Just as you can sell the mineral rights to your property while maintaining ownership, you can sign a contract with the land trust that limits activities on the land now and in the future, yet maintain title to the land itself. A conservation easement is a set of permanent restrictions on the use of a property, which are agreed upon by the donor and Sycamore and recorded in a legal document. Sycamore then has the responsibility to monitor and enforce the restrictions, which are permanent and “run with the land.” The donor keeps the title to the property and may sell or pass it on in a will. However, all future owners will receive the property with the restrictions intact. Conservation easements can be tailored to the property and wishes of the donor to cover only certain activities or areas.

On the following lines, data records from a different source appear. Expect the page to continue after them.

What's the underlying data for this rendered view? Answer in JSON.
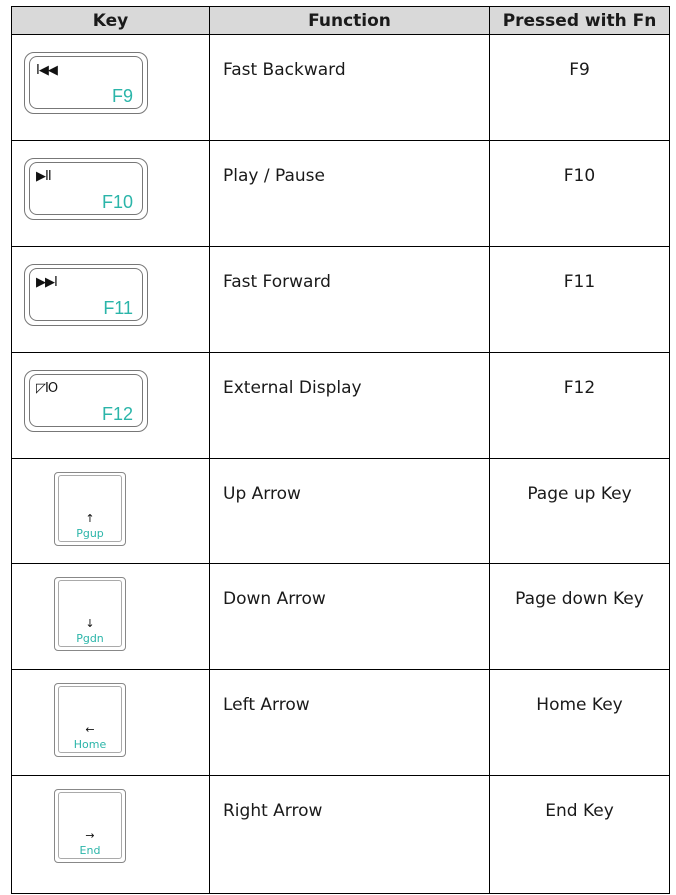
{
  "headers": {
    "key": "Key",
    "function": "Function",
    "fn": "Pressed with Fn"
  },
  "rows": [
    {
      "icon": "fast-backward-icon",
      "symbol": "I◀◀",
      "key_label": "F9",
      "function": "Fast Backward",
      "fn": "F9"
    },
    {
      "icon": "play-pause-icon",
      "symbol": "▶II",
      "key_label": "F10",
      "function": "Play / Pause",
      "fn": "F10"
    },
    {
      "icon": "fast-forward-icon",
      "symbol": "▶▶I",
      "key_label": "F11",
      "function": "Fast Forward",
      "fn": "F11"
    },
    {
      "icon": "external-display-icon",
      "symbol": "◸ⅠO",
      "key_label": "F12",
      "function": "External Display",
      "fn": "F12"
    },
    {
      "icon": "up-arrow-icon",
      "symbol": "↑",
      "key_label": "Pgup",
      "function": "Up Arrow",
      "fn": "Page up Key"
    },
    {
      "icon": "down-arrow-icon",
      "symbol": "↓",
      "key_label": "Pgdn",
      "function": "Down Arrow",
      "fn": "Page down Key"
    },
    {
      "icon": "left-arrow-icon",
      "symbol": "←",
      "key_label": "Home",
      "function": "Left Arrow",
      "fn": "Home Key"
    },
    {
      "icon": "right-arrow-icon",
      "symbol": "→",
      "key_label": "End",
      "function": "Right Arrow",
      "fn": "End Key"
    }
  ],
  "colors": {
    "header_bg": "#d9d9d9",
    "key_accent": "#2bb5a9",
    "border": "#000000"
  }
}
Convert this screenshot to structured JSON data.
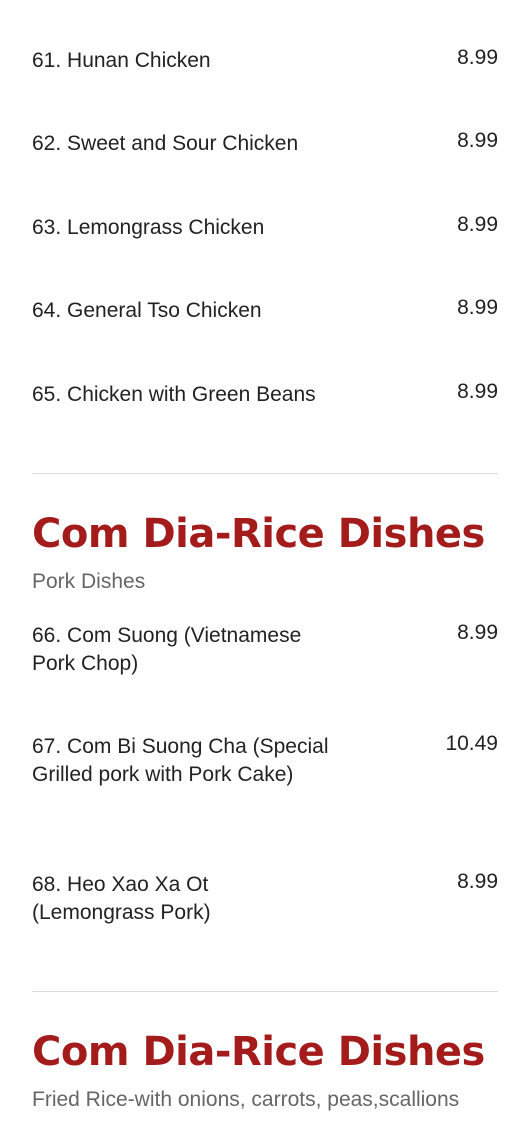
{
  "accent_color": "#a31b1b",
  "top_items": [
    {
      "name": "61. Hunan Chicken",
      "price": "8.99"
    },
    {
      "name": "62. Sweet and Sour Chicken",
      "price": "8.99"
    },
    {
      "name": "63. Lemongrass Chicken",
      "price": "8.99"
    },
    {
      "name": "64. General Tso Chicken",
      "price": "8.99"
    },
    {
      "name": "65. Chicken with Green Beans",
      "price": "8.99"
    }
  ],
  "sections": [
    {
      "title": "Com Dia-Rice Dishes",
      "subtitle": "Pork Dishes",
      "items": [
        {
          "name": "66. Com Suong (Vietnamese Pork Chop)",
          "price": "8.99"
        },
        {
          "name": "67. Com Bi Suong Cha (Special Grilled pork with Pork Cake)",
          "price": "10.49"
        },
        {
          "name": "68. Heo Xao Xa Ot (Lemongrass Pork)",
          "price": "8.99"
        }
      ]
    },
    {
      "title": "Com Dia-Rice Dishes",
      "subtitle": "Fried Rice-with onions, carrots, peas,scallions",
      "items": []
    }
  ]
}
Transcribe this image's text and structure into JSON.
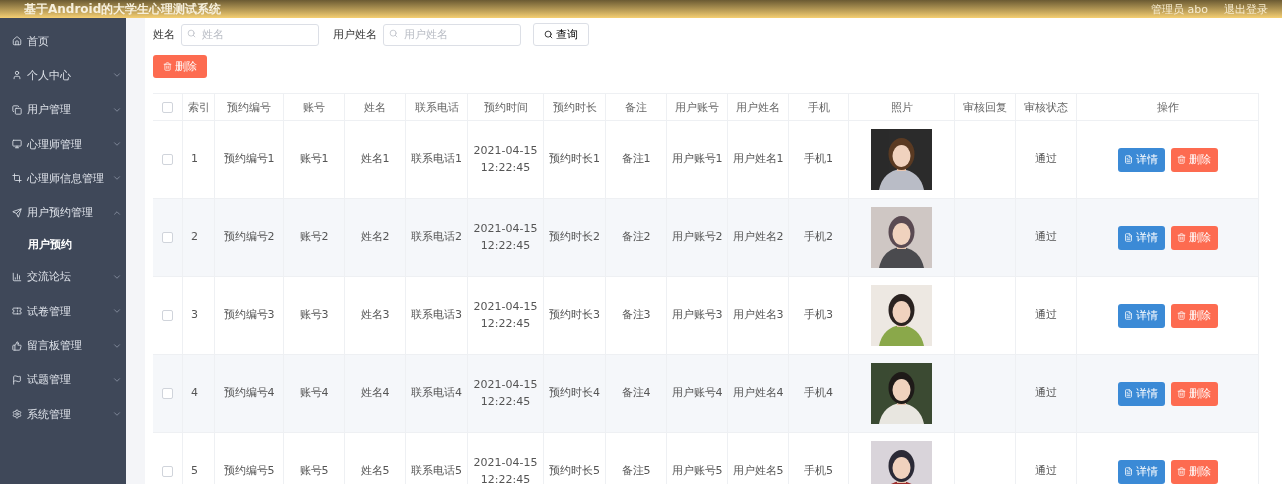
{
  "header": {
    "title": "基于Android的大学生心理测试系统",
    "user": "管理员 abo",
    "logout": "退出登录"
  },
  "sidebar": {
    "items": [
      {
        "label": "首页",
        "selected": false
      },
      {
        "label": "个人中心",
        "expanded": false,
        "selected": false
      },
      {
        "label": "用户管理",
        "expanded": false,
        "selected": false
      },
      {
        "label": "心理师管理",
        "expanded": false,
        "selected": false
      },
      {
        "label": "心理师信息管理",
        "expanded": false,
        "selected": false
      },
      {
        "label": "用户预约管理",
        "expanded": true,
        "selected": false,
        "children": [
          {
            "label": "用户预约",
            "selected": true
          }
        ]
      },
      {
        "label": "交流论坛",
        "expanded": false,
        "selected": false
      },
      {
        "label": "试卷管理",
        "expanded": false,
        "selected": false
      },
      {
        "label": "留言板管理",
        "expanded": false,
        "selected": false
      },
      {
        "label": "试题管理",
        "expanded": false,
        "selected": false
      },
      {
        "label": "系统管理",
        "expanded": false,
        "selected": false
      }
    ]
  },
  "search": {
    "fields": [
      {
        "label": "姓名",
        "placeholder": "姓名"
      },
      {
        "label": "用户姓名",
        "placeholder": "用户姓名"
      }
    ],
    "button": "查询"
  },
  "delete_button": "删除",
  "table": {
    "all_checked": false,
    "columns": [
      "索引",
      "预约编号",
      "账号",
      "姓名",
      "联系电话",
      "预约时间",
      "预约时长",
      "备注",
      "用户账号",
      "用户姓名",
      "手机",
      "照片",
      "审核回复",
      "审核状态",
      "操作"
    ],
    "rows": [
      {
        "checked": false,
        "cells": [
          "1",
          "预约编号1",
          "账号1",
          "姓名1",
          "联系电话1",
          "2021-04-15 12:22:45",
          "预约时长1",
          "备注1",
          "用户账号1",
          "用户姓名1",
          "手机1"
        ],
        "status": "通过",
        "actions": [
          "详情",
          "删除"
        ]
      },
      {
        "checked": false,
        "cells": [
          "2",
          "预约编号2",
          "账号2",
          "姓名2",
          "联系电话2",
          "2021-04-15 12:22:45",
          "预约时长2",
          "备注2",
          "用户账号2",
          "用户姓名2",
          "手机2"
        ],
        "status": "通过",
        "actions": [
          "详情",
          "删除"
        ]
      },
      {
        "checked": false,
        "cells": [
          "3",
          "预约编号3",
          "账号3",
          "姓名3",
          "联系电话3",
          "2021-04-15 12:22:45",
          "预约时长3",
          "备注3",
          "用户账号3",
          "用户姓名3",
          "手机3"
        ],
        "status": "通过",
        "actions": [
          "详情",
          "删除"
        ]
      },
      {
        "checked": false,
        "cells": [
          "4",
          "预约编号4",
          "账号4",
          "姓名4",
          "联系电话4",
          "2021-04-15 12:22:45",
          "预约时长4",
          "备注4",
          "用户账号4",
          "用户姓名4",
          "手机4"
        ],
        "status": "通过",
        "actions": [
          "详情",
          "删除"
        ]
      },
      {
        "checked": false,
        "cells": [
          "5",
          "预约编号5",
          "账号5",
          "姓名5",
          "联系电话5",
          "2021-04-15 12:22:45",
          "预约时长5",
          "备注5",
          "用户账号5",
          "用户姓名5",
          "手机5"
        ],
        "status": "通过",
        "actions": [
          "详情",
          "删除"
        ]
      }
    ]
  }
}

A conservation easement donation requires more work by the donor and the land trust to develop the exact restrictions required. It is important to remember that the restrictions will be permanent and cannot be undone, even by the original donor, after the easement is granted. A conservation easement is also more effort for the land trust in the long run, as it must establish a relationship with each new owner and educate them as to the restrictions on the property. Future landowners may not be as conservation-minded as the original donor, so Sycamore must be prepared to enforce the easement through legal means if necessary. With a conservation easement, Sycamore only has the right to monitor and enforce the easement’s restrictions. The landowner remains responsible for all aspects of owning the property, including managing the land and paying property taxes.
Tax benefits: Qualified conservation easement donations may also be treated as noncash charitable gifts for federal income tax purposes. To qualify, a conservation easement must meet certain Internal Revenue Code and Treasury Department requirements. These include that a conservation easement must be perpetual and granted exclusively for certain conservation purposes specified in the code. The donation value is determined by a qualified appraiser, who looks at the effect the easement has on the land’s value. The reduction in the land’s value by the easement’s restrictions, if any, is the amount of the gift. The deduction is subject to the same 30% rule described above for land donations.
The landowner remains responsible for property taxes on the property under easement. Indiana state law requires that the county assessor take a conservation easement into account when determining assessed value; however, there is often little effect on assessed value because land is assessed, for property tax purposes, based on its current use. Undeveloped land is often assessed at the lower agricultural rate, even if it is woods or other natural land. If an easement does not restrict the current assessed use, it will not affect property taxes. Note that the assessed value (based on current use) for property taxes is often very different than the total fair market value, which is based on “highest and best use” (often development). The value of the gift for income tax purposes is based on the easement’s effect on fair market value, not assessed value.
A conservation easement may also reduce the inheritance tax that heirs will have to pay upon inheriting the property. Often the inheritance tax forces heirs to sell some or all of the land to pay the taxes. A conservation easement can significantly reduce the appraised fair market value of the property and make it possible for the heirs to maintain ownership.